Opto por não transcrever minhas respostas e comentários. Nelas, tentei ser o mais didático possível, apesar de não me alongar muito nas explicações. Não almejei desconstruir preconceitos, pois não era possível fazê-lo numa conversa rápida e informal na varanda de um shopping. Confesso que tenho tido pouca paciência para fazer isso ultimamente. Mostrei os erros que cometera, mais para aguçar a sua curiosidade, fazê-lo buscar conhecimento. Aquele era um contato inicial, que pode ter sido o primeiro de muitos que ele terá na universidade, com muitos outros colegas de diferentes orientação sexual e gênero, além de discussões levadas por professores. Penso que, como ele, existem muitos outros adultos na universidade precisando ser reeducados. A oportunidade está aí. A minha contribuição está sendo dada.

quinta-feira, 1 de agosto de 2013

Súplica

Este segundo poema que apresento veio na esteira de "Vazio". Na verdade, sua concepção iniciou-se antes deste, mas demorou muito, mais de um mês, para que irrompesse da minha mente. Os primeiros cinco versos surgiram primeiro, durante uma noite comum, na qual o sono demorou para manifestar-se. Saí da cama e peguei papel e caneta sofregamente. Parei no quinto verso, reservei toda a estrofe e esperei o momento até que o restante do poema surgisse. E eu não fazia ideia de como se desenvolveriam os versos seguintes. A estrofe criada dava muitas possibilidades, o que tornava ainda mais nebulosa a sua continuidade. Ideias vinham e iam.
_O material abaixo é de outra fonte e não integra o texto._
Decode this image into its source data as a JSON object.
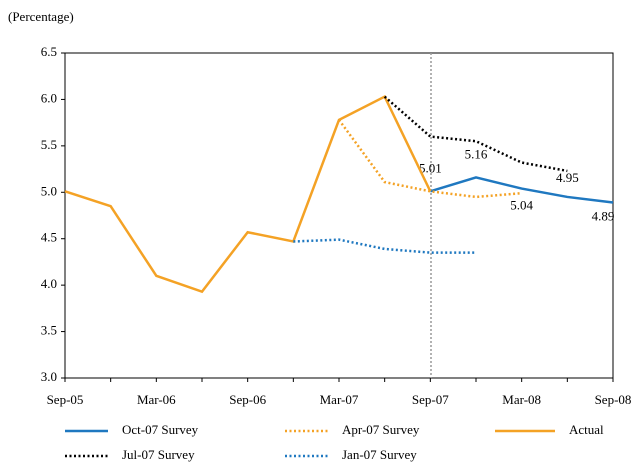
{
  "chart_data": {
    "type": "line",
    "ylabel": "(Percentage)",
    "categories": [
      "Sep-05",
      null,
      "Mar-06",
      null,
      "Sep-06",
      null,
      "Mar-07",
      null,
      "Sep-07",
      null,
      "Mar-08",
      null,
      "Sep-08"
    ],
    "ylim": [
      3,
      6.5
    ],
    "yticks": [
      {
        "value": 3,
        "label": "3.0"
      },
      3.5,
      {
        "value": 4,
        "label": "4.0"
      },
      4.5,
      {
        "value": 5,
        "label": "5.0"
      },
      5.5,
      {
        "value": 6,
        "label": "6.0"
      },
      6.5
    ],
    "series": [
      {
        "name": "Oct-07 Survey",
        "color": "#1f78c0",
        "dashed": false,
        "show_values": true,
        "values": [
          null,
          null,
          null,
          null,
          null,
          null,
          null,
          null,
          5.01,
          5.16,
          5.04,
          4.95,
          4.89
        ]
      },
      {
        "name": "Apr-07 Survey",
        "color": "#f4a225",
        "dashed": true,
        "values": [
          null,
          null,
          null,
          null,
          null,
          null,
          5.78,
          5.11,
          5.01,
          4.95,
          4.99,
          null,
          null
        ]
      },
      {
        "name": "Actual",
        "color": "#f4a225",
        "dashed": false,
        "values": [
          5.01,
          4.85,
          4.1,
          3.93,
          4.57,
          4.47,
          5.78,
          6.03,
          5.01,
          null,
          null,
          null,
          null
        ]
      },
      {
        "name": "Jul-07 Survey",
        "color": "#000000",
        "dashed": true,
        "values": [
          null,
          null,
          null,
          null,
          null,
          null,
          null,
          6.03,
          5.6,
          5.55,
          5.32,
          5.23,
          null
        ]
      },
      {
        "name": "Jan-07 Survey",
        "color": "#1f78c0",
        "dashed": true,
        "values": [
          null,
          null,
          null,
          null,
          null,
          4.47,
          4.49,
          4.39,
          4.35,
          4.35,
          null,
          null,
          null
        ]
      }
    ]
  }
}
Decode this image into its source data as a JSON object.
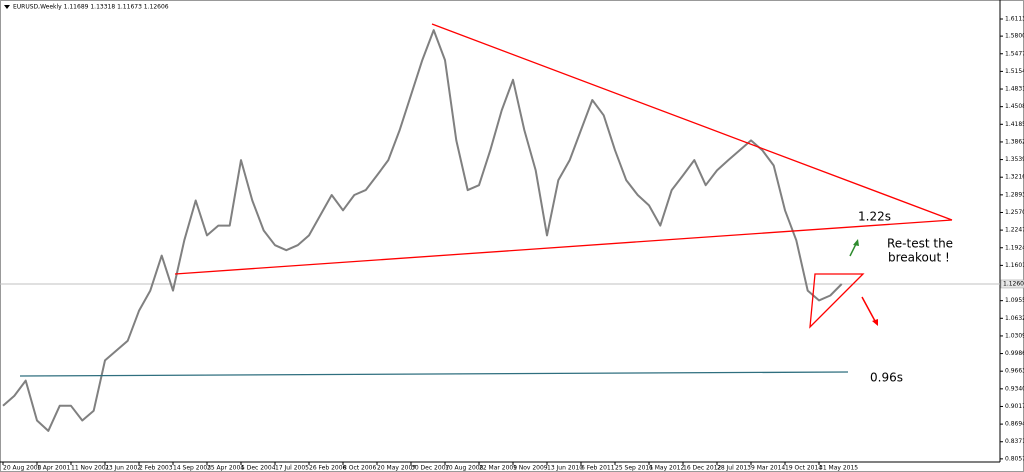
{
  "chart_data": {
    "type": "line",
    "title": "EURUSD,Weekly  1.11689 1.13318 1.11673 1.12606",
    "categories": [
      "20 Aug 2000",
      null,
      null,
      "1 Apr 2001",
      null,
      null,
      "11 Nov 2001",
      null,
      null,
      "23 Jun 2002",
      null,
      null,
      "2 Feb 2003",
      null,
      null,
      "14 Sep 2003",
      null,
      null,
      "25 Apr 2004",
      null,
      null,
      "5 Dec 2004",
      null,
      null,
      "17 Jul 2005",
      null,
      null,
      "26 Feb 2006",
      null,
      null,
      "8 Oct 2006",
      null,
      null,
      "20 May 2007",
      null,
      null,
      "30 Dec 2007",
      null,
      null,
      "10 Aug 2008",
      null,
      null,
      "22 Mar 2009",
      null,
      null,
      "1 Nov 2009",
      null,
      null,
      "13 Jun 2010",
      null,
      null,
      "6 Feb 2011",
      null,
      null,
      "25 Sep 2011",
      null,
      null,
      "6 May 2012",
      null,
      null,
      "16 Dec 2012",
      null,
      null,
      "28 Jul 2013",
      null,
      null,
      "9 Mar 2014",
      null,
      null,
      "19 Oct 2014",
      null,
      null,
      "31 May 2015",
      null,
      null
    ],
    "series": [
      {
        "name": "EURUSD",
        "color": "#808080",
        "values": [
          0.903,
          0.921,
          0.949,
          0.876,
          0.857,
          0.903,
          0.903,
          0.876,
          0.894,
          0.986,
          1.004,
          1.022,
          1.077,
          1.114,
          1.178,
          1.114,
          1.206,
          1.279,
          1.215,
          1.233,
          1.233,
          1.353,
          1.279,
          1.224,
          1.197,
          1.188,
          1.197,
          1.215,
          1.252,
          1.289,
          1.261,
          1.289,
          1.298,
          1.325,
          1.353,
          1.408,
          1.472,
          1.536,
          1.591,
          1.536,
          1.389,
          1.298,
          1.307,
          1.371,
          1.444,
          1.5,
          1.408,
          1.334,
          1.215,
          1.316,
          1.353,
          1.408,
          1.463,
          1.435,
          1.371,
          1.316,
          1.289,
          1.27,
          1.233,
          1.298,
          1.325,
          1.353,
          1.307,
          1.334,
          1.353,
          1.371,
          1.389,
          1.371,
          1.343,
          1.261,
          1.206,
          1.114,
          1.096,
          1.105,
          1.126
        ]
      }
    ],
    "ylim": [
      0.8,
      1.637
    ],
    "yticks": [
      1.61135,
      {
        "value": 1.58,
        "label": "1.58000"
      },
      {
        "value": 1.5477,
        "label": "1.54770"
      },
      {
        "value": 1.5154,
        "label": "1.51540"
      },
      {
        "value": 1.4831,
        "label": "1.48310"
      },
      {
        "value": 1.4508,
        "label": "1.45080"
      },
      {
        "value": 1.4185,
        "label": "1.41850"
      },
      {
        "value": 1.3862,
        "label": "1.38620"
      },
      {
        "value": 1.3539,
        "label": "1.35390"
      },
      {
        "value": 1.3216,
        "label": "1.32160"
      },
      {
        "value": 1.2893,
        "label": "1.28930"
      },
      {
        "value": 1.257,
        "label": "1.25700"
      },
      {
        "value": 1.2247,
        "label": "1.22470"
      },
      {
        "value": 1.1924,
        "label": "1.19240"
      },
      {
        "value": 1.1601,
        "label": "1.16010"
      },
      {
        "value": 1.0955,
        "label": "1.09550"
      },
      {
        "value": 1.0632,
        "label": "1.06320"
      },
      {
        "value": 1.0309,
        "label": "1.03090"
      },
      {
        "value": 0.9986,
        "label": "0.99860"
      },
      {
        "value": 0.9663,
        "label": "0.96630"
      },
      {
        "value": 0.934,
        "label": "0.93400"
      },
      {
        "value": 0.9017,
        "label": "0.90170"
      },
      {
        "value": 0.8694,
        "label": "0.86940"
      },
      {
        "value": 0.8371,
        "label": "0.83710"
      },
      0.80575
    ],
    "current_price": 1.12606,
    "annotations": [
      "1.22s",
      "Re-test the",
      "breakout !",
      "0.96s"
    ]
  }
}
Até que um dia brotou este que foi o melhor -- o que mais gosto -- poema que já escrevi.

Súplica

Rompe-se dos céus
O soar das estridentes trombetas dos anjos
É o sinal do findar de um império
E despertar dos martírios humanos
O inferno, enfim, vigorará!

Vês, majestade, enganaste a ti próprio
Teus enormes pilares
Que antes sustentavam soberba riqueza
Hoje denunciam rachaduras
Em meio a tão frágil barro com que ergueste

Sintas, supremo rei,
O amargo sabor da traição
Daqueles que devem a ti a existência
E intimamente espalharam teu segredo
Compartilharam da tua fraqueza

Criaste-os como matéria
Domesticaste-os segundo teus ingênuos conceitos
Deste-lhes a carcaça,
O incestuoso corpo
Mas esqueceste de lhes colocar uma alma

Tu não criaste o homem
Criaste o diabo
A tua imagem e semelhança
E vendo quão perfeita era tua criatura,
Descansaste

Estando ilhado de mentiras
Por que, então, não me transformaste em anjo?
Por que rejeitaste tão pura servidão?
Que infortúnio te obrigas a renunciar socorro?
Escolha uma face e responda!

Deus do inferno,
Por que não carregas minha alma contigo
Não me tornas o que carnalmente nunca fui
Um ser feliz,
Para servir-te até a tua morte?

Teu cajado não mais suporta
O peso da tua lamúria
Já não podes acudir a quem te ama
Sentes-te inseguro, tens medo
Quem és, afinal?

Respondo eu a mim mesmo:
- Não és nada!

Finalizado em 27/10/1997, também aos 17 aninhos.